Research
Responsible AI Toolkits for Public Service
Designing toolkits that help public agencies audit models, document decisions, and give residents appeal paths.
We partnered with public agencies to design toolkits that make AI systems accountable: checklists for model intake, audit trails for decisions, and clear resident-facing appeal flows.
Problem
Agencies were deploying models for eligibility, prioritization, and triage without consistent documentation or channels for redress. Staff needed lightweight ways to capture intent, data lineage, and human oversight steps before deployment.
Approach
- Rapid audits of existing decision flows to locate where AI touched resident outcomes.
- Co-design workshops with policy, legal, and frontline staff to define review gates.
- Prototype toolkits: intake forms, risk checklists, audit log templates, and appeal UX.
What we shipped
- Model intake doc that records purpose, data sources, evaluation slices, and owners.

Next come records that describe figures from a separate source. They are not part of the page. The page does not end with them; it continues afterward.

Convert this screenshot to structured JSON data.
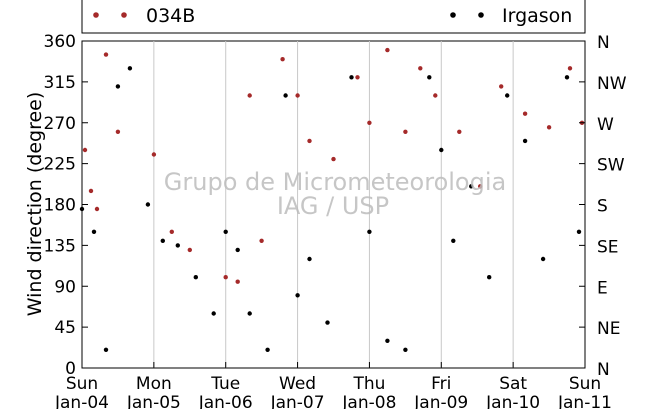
{
  "chart_data": {
    "type": "scatter",
    "xlabel": "",
    "ylabel": "Wind direction (degree)",
    "xlim": [
      "2015-01-04 00:00",
      "2015-01-11 00:00"
    ],
    "ylim": [
      0,
      360
    ],
    "x_tick_labels": [
      {
        "line1": "Sun",
        "line2": "Jan-04"
      },
      {
        "line1": "Mon",
        "line2": "Jan-05"
      },
      {
        "line1": "Tue",
        "line2": "Jan-06"
      },
      {
        "line1": "Wed",
        "line2": "Jan-07"
      },
      {
        "line1": "Thu",
        "line2": "Jan-08"
      },
      {
        "line1": "Fri",
        "line2": "Jan-09"
      },
      {
        "line1": "Sat",
        "line2": "Jan-10"
      },
      {
        "line1": "Sun",
        "line2": "Jan-11"
      }
    ],
    "y_ticks": [
      0,
      45,
      90,
      135,
      180,
      225,
      270,
      315,
      360
    ],
    "y2_tick_labels": [
      "N",
      "NE",
      "E",
      "SE",
      "S",
      "SW",
      "W",
      "NW",
      "N"
    ],
    "grid": "vertical at each day",
    "legend_position": "top, above plot",
    "watermark": [
      "Grupo de Micrometeorologia",
      "IAG / USP"
    ],
    "series": [
      {
        "name": "034B",
        "color": "#a52a2a",
        "points": [
          [
            "2015-01-04 01:00",
            240
          ],
          [
            "2015-01-04 03:00",
            195
          ],
          [
            "2015-01-04 05:00",
            175
          ],
          [
            "2015-01-04 08:00",
            345
          ],
          [
            "2015-01-04 12:00",
            260
          ],
          [
            "2015-01-05 00:00",
            235
          ],
          [
            "2015-01-05 06:00",
            150
          ],
          [
            "2015-01-05 12:00",
            130
          ],
          [
            "2015-01-06 00:00",
            100
          ],
          [
            "2015-01-06 04:00",
            95
          ],
          [
            "2015-01-06 08:00",
            300
          ],
          [
            "2015-01-06 12:00",
            140
          ],
          [
            "2015-01-06 19:00",
            340
          ],
          [
            "2015-01-07 00:00",
            300
          ],
          [
            "2015-01-07 04:00",
            250
          ],
          [
            "2015-01-07 12:00",
            230
          ],
          [
            "2015-01-07 20:00",
            320
          ],
          [
            "2015-01-08 00:00",
            270
          ],
          [
            "2015-01-08 06:00",
            350
          ],
          [
            "2015-01-08 12:00",
            260
          ],
          [
            "2015-01-08 17:00",
            330
          ],
          [
            "2015-01-08 22:00",
            300
          ],
          [
            "2015-01-09 06:00",
            260
          ],
          [
            "2015-01-09 13:00",
            200
          ],
          [
            "2015-01-09 20:00",
            310
          ],
          [
            "2015-01-10 04:00",
            280
          ],
          [
            "2015-01-10 12:00",
            265
          ],
          [
            "2015-01-10 19:00",
            330
          ],
          [
            "2015-01-10 23:00",
            270
          ]
        ]
      },
      {
        "name": "Irgason",
        "color": "#000000",
        "points": [
          [
            "2015-01-04 00:00",
            175
          ],
          [
            "2015-01-04 04:00",
            150
          ],
          [
            "2015-01-04 08:00",
            20
          ],
          [
            "2015-01-04 12:00",
            310
          ],
          [
            "2015-01-04 16:00",
            330
          ],
          [
            "2015-01-04 22:00",
            180
          ],
          [
            "2015-01-05 03:00",
            140
          ],
          [
            "2015-01-05 08:00",
            135
          ],
          [
            "2015-01-05 14:00",
            100
          ],
          [
            "2015-01-05 20:00",
            60
          ],
          [
            "2015-01-06 00:00",
            150
          ],
          [
            "2015-01-06 04:00",
            130
          ],
          [
            "2015-01-06 08:00",
            60
          ],
          [
            "2015-01-06 14:00",
            20
          ],
          [
            "2015-01-06 20:00",
            300
          ],
          [
            "2015-01-07 00:00",
            80
          ],
          [
            "2015-01-07 04:00",
            120
          ],
          [
            "2015-01-07 10:00",
            50
          ],
          [
            "2015-01-07 18:00",
            320
          ],
          [
            "2015-01-08 00:00",
            150
          ],
          [
            "2015-01-08 06:00",
            30
          ],
          [
            "2015-01-08 12:00",
            20
          ],
          [
            "2015-01-08 20:00",
            320
          ],
          [
            "2015-01-09 00:00",
            240
          ],
          [
            "2015-01-09 04:00",
            140
          ],
          [
            "2015-01-09 10:00",
            200
          ],
          [
            "2015-01-09 16:00",
            100
          ],
          [
            "2015-01-09 22:00",
            300
          ],
          [
            "2015-01-10 04:00",
            250
          ],
          [
            "2015-01-10 10:00",
            120
          ],
          [
            "2015-01-10 18:00",
            320
          ],
          [
            "2015-01-10 22:00",
            150
          ]
        ]
      }
    ]
  }
}
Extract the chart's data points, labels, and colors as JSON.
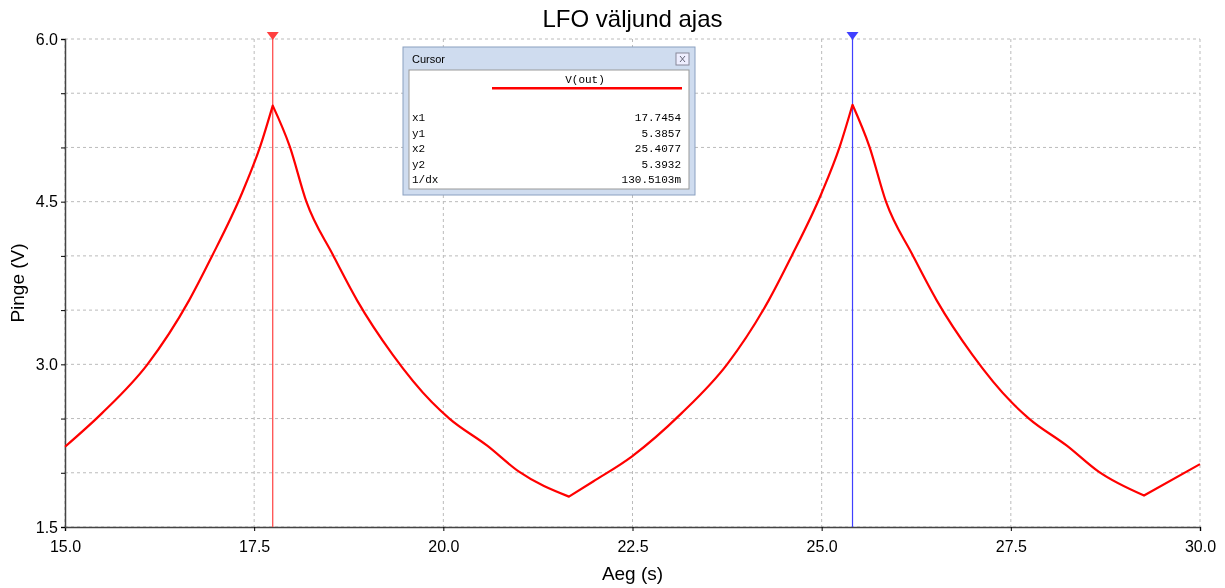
{
  "chart_data": {
    "type": "line",
    "title": "LFO väljund ajas",
    "xlabel": "Aeg (s)",
    "ylabel": "Pinge (V)",
    "xlim": [
      15,
      30
    ],
    "ylim": [
      1.5,
      6.0
    ],
    "xticks": [
      {
        "value": 15,
        "label": "15.0"
      },
      {
        "value": 17.5,
        "label": "17.5"
      },
      {
        "value": 20,
        "label": "20.0"
      },
      {
        "value": 22.5,
        "label": "22.5"
      },
      {
        "value": 25,
        "label": "25.0"
      },
      {
        "value": 27.5,
        "label": "27.5"
      },
      {
        "value": 30,
        "label": "30.0"
      }
    ],
    "yticks": [
      {
        "value": 1.5,
        "label": "1.5"
      },
      {
        "value": 2,
        "label": null
      },
      {
        "value": 2.5,
        "label": null
      },
      {
        "value": 3,
        "label": "3.0"
      },
      {
        "value": 3.5,
        "label": null
      },
      {
        "value": 4,
        "label": null
      },
      {
        "value": 4.5,
        "label": "4.5"
      },
      {
        "value": 5,
        "label": null
      },
      {
        "value": 5.5,
        "label": null
      },
      {
        "value": 6,
        "label": "6.0"
      }
    ],
    "grid": true,
    "legend": "top",
    "line_style": "solid",
    "marker": "none",
    "series": [
      {
        "name": "V(out)",
        "color": "#ff0000",
        "x": [
          15.0,
          15.49,
          16.09,
          16.64,
          16.93,
          17.34,
          17.58,
          17.7454,
          17.97,
          18.19,
          18.54,
          18.86,
          19.33,
          19.85,
          20.08,
          20.58,
          21.0,
          21.66,
          21.98,
          22.49,
          23.15,
          23.75,
          24.3,
          24.59,
          25.0,
          25.24,
          25.4077,
          25.63,
          25.85,
          26.2,
          26.52,
          26.99,
          27.51,
          27.74,
          28.24,
          28.66,
          29.26,
          30.0
        ],
        "values": [
          2.24,
          2.55,
          3.0,
          3.59,
          3.98,
          4.58,
          5.01,
          5.3857,
          5.01,
          4.5,
          4.01,
          3.59,
          3.09,
          2.65,
          2.5,
          2.25,
          2.01,
          1.78,
          1.92,
          2.15,
          2.55,
          3.0,
          3.59,
          3.98,
          4.58,
          5.01,
          5.3932,
          5.01,
          4.5,
          4.01,
          3.59,
          3.09,
          2.65,
          2.5,
          2.25,
          2.01,
          1.79,
          2.08
        ]
      }
    ],
    "ref_lines": [
      {
        "axis": "x",
        "value": 17.7454,
        "color": "#ff4040"
      },
      {
        "axis": "x",
        "value": 25.4077,
        "color": "#4040ff"
      }
    ],
    "annotations": [
      "Cursor",
      "x1",
      "17.7454",
      "y1",
      "5.3857",
      "x2",
      "25.4077",
      "y2",
      "5.3932",
      "1/dx",
      "130.5103m"
    ]
  }
}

- Inline “why this decision” UI with citations and a one-click “Request human review” entry point that routes context.
- Exportable audit logs that capture prompts, retrieved sources, overrides, and time-stamped human interventions.
Outcomes
- Teams adopted review gates before launch; 4 models paused to collect missing evaluations.
- Residents received transparent receipts with appeal IDs; escalations routed faster.
- Compliance teams gained a single export format for audits instead of scattered notes.
Responsible AI in government is as much about workflow as it is about models. Toolkits that meet staff where they work made accountability sustainable.